ABA Study Finds PA Death Penalty Flaws
Posted Oct 9, 2007 10:48 AM CDT
By Debra Cassens Weiss
A study released by an ABA group says Pennsylvania’s death penalty system fails to ensure basic fairness and could result in the execution of an innocent person. The report (PDF) calls on the state to preserve DNA evidence, videotape homicide interrogations, and use best practices for police lineups, the Philadelphia Inquirer reports. The report also says the state fails to guarantee the appointment of two lawyers at all stages of a capital trial, according to an executive summary (PDF). Nor does the state provide funding for indigent defense, instead relying on counties to pick up the tab. The report noted the findings of a Pennsylvania Supreme Court committee that suggested the system is not “evenhanded” in its treatment of racial minorities. That committee found that the state is second only to Louisiana in the percentage of African-Americans on death row. “Pennsylvania has seen exonerations of six death row inmates since it reinstated the death penalty in 1974,” ABA President William H. Neukom of Seattle said in a press release. “If the citizens of the commonwealth are to trust their legal system to convict the guilty and exonerate the innocent, it is critical to correct deficiencies.
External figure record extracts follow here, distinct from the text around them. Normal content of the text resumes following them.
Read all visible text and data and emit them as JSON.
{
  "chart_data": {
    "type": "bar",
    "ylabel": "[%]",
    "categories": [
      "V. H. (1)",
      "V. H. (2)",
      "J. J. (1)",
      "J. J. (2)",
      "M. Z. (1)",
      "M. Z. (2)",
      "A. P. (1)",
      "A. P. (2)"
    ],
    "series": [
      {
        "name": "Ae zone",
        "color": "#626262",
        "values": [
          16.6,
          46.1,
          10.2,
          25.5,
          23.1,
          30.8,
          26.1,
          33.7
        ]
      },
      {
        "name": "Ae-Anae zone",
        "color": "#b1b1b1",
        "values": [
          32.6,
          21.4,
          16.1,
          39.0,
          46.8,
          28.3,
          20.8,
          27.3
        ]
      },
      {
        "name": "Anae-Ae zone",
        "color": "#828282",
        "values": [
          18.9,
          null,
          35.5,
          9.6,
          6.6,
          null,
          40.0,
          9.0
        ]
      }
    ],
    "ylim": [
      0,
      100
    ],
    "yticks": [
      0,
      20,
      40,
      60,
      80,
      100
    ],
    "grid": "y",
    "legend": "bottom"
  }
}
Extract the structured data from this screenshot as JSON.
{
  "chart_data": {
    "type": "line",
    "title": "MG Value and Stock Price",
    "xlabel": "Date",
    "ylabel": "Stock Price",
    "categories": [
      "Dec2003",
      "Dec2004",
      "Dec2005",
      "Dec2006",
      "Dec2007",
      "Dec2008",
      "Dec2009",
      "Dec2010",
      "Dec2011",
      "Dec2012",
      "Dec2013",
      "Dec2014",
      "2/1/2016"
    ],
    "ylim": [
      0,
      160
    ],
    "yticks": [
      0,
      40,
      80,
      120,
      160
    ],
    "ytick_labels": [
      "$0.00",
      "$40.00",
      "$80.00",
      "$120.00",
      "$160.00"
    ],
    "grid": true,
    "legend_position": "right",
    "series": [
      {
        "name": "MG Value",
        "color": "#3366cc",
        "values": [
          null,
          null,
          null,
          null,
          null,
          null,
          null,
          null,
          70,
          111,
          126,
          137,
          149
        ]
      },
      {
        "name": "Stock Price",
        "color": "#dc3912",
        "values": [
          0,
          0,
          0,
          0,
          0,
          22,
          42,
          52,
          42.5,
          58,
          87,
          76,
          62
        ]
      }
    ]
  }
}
It is important to have a fair and accurate process, not just for the accused but also for the victims and for the public.” The study was conducted by five Philadelphia-area lawyers under the auspices of the ABA Death Penalty Moratorium Implementation Project. The team was chaired by Villanova University law professor Anne Bowen Poulin, a former prosecutor. ABA studies have also found flaws in the death penalty system in seven other states—Alabama, Arizona, Florida, Georgia, Indiana, Ohio and Tennessee. The ABA does not support or oppose the death penalty, but it encourages a moratorium on executions if fairness cannot be assured. The ABA did not take a stand on whether a moratorium is warranted in Pennsylvania and its House of Delegates has not considered the Pennsylvania report.